Tamara Belts, Special Collections manager at Western Libraries, will retire on April 1, after working at Western Washington University for over 42 years.
Belts got her start at Western as a transfer student in 1974, and graduated with a bachelor’s degree in history in 1976.
She has worked for Western Libraries since October 1977 in many roles, including positions in Circulation, Serials, Cataloging, Acquisitions, Government Information, and her current position in Special Collections.
Her job title isn’t the only thing that Belts has seen change in the last 42 years. She said that when she first started working for Western Libraries, the main tool she used at work was a manual typewriter.

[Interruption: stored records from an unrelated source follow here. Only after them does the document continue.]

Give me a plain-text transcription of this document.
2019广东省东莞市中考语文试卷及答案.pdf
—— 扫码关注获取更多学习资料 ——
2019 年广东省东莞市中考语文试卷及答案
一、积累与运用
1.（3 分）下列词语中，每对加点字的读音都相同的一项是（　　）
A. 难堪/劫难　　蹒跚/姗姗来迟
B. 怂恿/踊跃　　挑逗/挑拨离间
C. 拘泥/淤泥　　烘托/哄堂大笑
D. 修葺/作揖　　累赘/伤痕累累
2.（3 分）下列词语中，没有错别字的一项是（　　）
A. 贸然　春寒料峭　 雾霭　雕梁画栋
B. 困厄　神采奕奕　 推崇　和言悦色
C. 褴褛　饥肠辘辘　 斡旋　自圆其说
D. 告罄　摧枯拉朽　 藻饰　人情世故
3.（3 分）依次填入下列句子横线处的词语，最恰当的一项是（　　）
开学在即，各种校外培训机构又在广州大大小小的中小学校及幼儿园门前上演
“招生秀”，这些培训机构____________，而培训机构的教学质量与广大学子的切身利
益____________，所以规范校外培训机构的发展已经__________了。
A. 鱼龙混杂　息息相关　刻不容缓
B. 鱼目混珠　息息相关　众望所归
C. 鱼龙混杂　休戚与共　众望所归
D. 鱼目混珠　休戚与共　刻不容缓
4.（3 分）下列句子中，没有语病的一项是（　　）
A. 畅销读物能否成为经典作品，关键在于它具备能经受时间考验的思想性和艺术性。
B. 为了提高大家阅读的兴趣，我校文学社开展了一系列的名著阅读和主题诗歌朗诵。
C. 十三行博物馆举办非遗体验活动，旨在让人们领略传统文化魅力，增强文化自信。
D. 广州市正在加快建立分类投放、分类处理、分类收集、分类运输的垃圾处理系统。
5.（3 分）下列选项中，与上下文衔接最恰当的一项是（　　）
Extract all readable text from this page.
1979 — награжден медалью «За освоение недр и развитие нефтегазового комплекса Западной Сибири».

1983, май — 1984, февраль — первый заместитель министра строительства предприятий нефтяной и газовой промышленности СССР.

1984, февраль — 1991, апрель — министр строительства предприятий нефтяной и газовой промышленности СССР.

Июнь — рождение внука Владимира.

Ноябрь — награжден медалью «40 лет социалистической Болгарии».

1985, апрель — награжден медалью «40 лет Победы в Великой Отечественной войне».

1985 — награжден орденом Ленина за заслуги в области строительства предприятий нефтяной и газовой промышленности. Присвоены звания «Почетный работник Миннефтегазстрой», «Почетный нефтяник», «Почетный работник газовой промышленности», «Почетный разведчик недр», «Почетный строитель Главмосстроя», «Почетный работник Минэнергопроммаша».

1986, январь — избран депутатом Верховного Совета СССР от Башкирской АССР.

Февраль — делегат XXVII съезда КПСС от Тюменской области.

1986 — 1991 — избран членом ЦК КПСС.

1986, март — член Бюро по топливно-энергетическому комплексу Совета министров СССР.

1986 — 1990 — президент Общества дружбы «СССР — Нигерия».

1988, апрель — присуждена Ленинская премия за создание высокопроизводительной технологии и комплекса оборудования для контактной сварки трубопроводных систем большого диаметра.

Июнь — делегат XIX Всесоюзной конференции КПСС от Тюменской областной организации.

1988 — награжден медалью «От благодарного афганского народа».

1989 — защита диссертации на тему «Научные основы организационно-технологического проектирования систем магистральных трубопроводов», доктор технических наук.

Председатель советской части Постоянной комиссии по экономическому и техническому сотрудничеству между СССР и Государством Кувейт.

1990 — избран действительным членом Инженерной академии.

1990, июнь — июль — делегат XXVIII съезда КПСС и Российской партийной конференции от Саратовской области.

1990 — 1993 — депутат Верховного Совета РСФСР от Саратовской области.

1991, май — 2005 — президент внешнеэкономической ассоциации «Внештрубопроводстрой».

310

Now, she can do almost everything on a smartphone.
Another big change Belts saw through her many years at Western was the implementation of the Library Information System in 1995.
“Having been the last university in the state to go online, I think there was an incredible shared sense of accomplishment and pride when it was done,” Belts said. “Everyone played a part, and everyone directly benefited, whether you worked in Technical Services, Public Services, or Parks Hall, it was a shared platform that served the whole university community.”
Another transformative experience that stands out to her is the creation of a purpose-designed home for Special Collections in 2010. It was another initiative that required support across the whole university, Belts said.
“It has completely transformed the work of Special Collections and our ability to engage in the teaching and learning that is our true purpose,” she said.
Marian Alexander, who was Belts’ supervisor before she retired as head of Special Collections in 2010, said that Belts is a special person who brings enthusiasm, energy, and determination to her work.
“As a key member of the Special Collections team, with her characteristic dedication and personal commitment, she helped Special Collections become the valuable resource for WWU’s students, faculty, and researchers worldwide that it is today,” Alexander said.
Clarissa Mansfield, communications manager for the Libraries, has worked with Belts since 2006. She said that working with Belts has been a true joy.
“She is beloved, not just within the library, but throughout the university,” Mansfield said. “Tamara is one of those people that whenever I think about her, I find myself smiling without even realizing I am doing it.”
Belts is preparing a short visual presentation covering her years at Western as a way of saying thank you, planned tentatively for March 20, at 3 p.m. in the Map Collection in the library. There is also the opportunity to donate to the Marian Alexander Professional Development Award in Belts’ honor, which is intended to support learning opportunities for Libraries classified staff.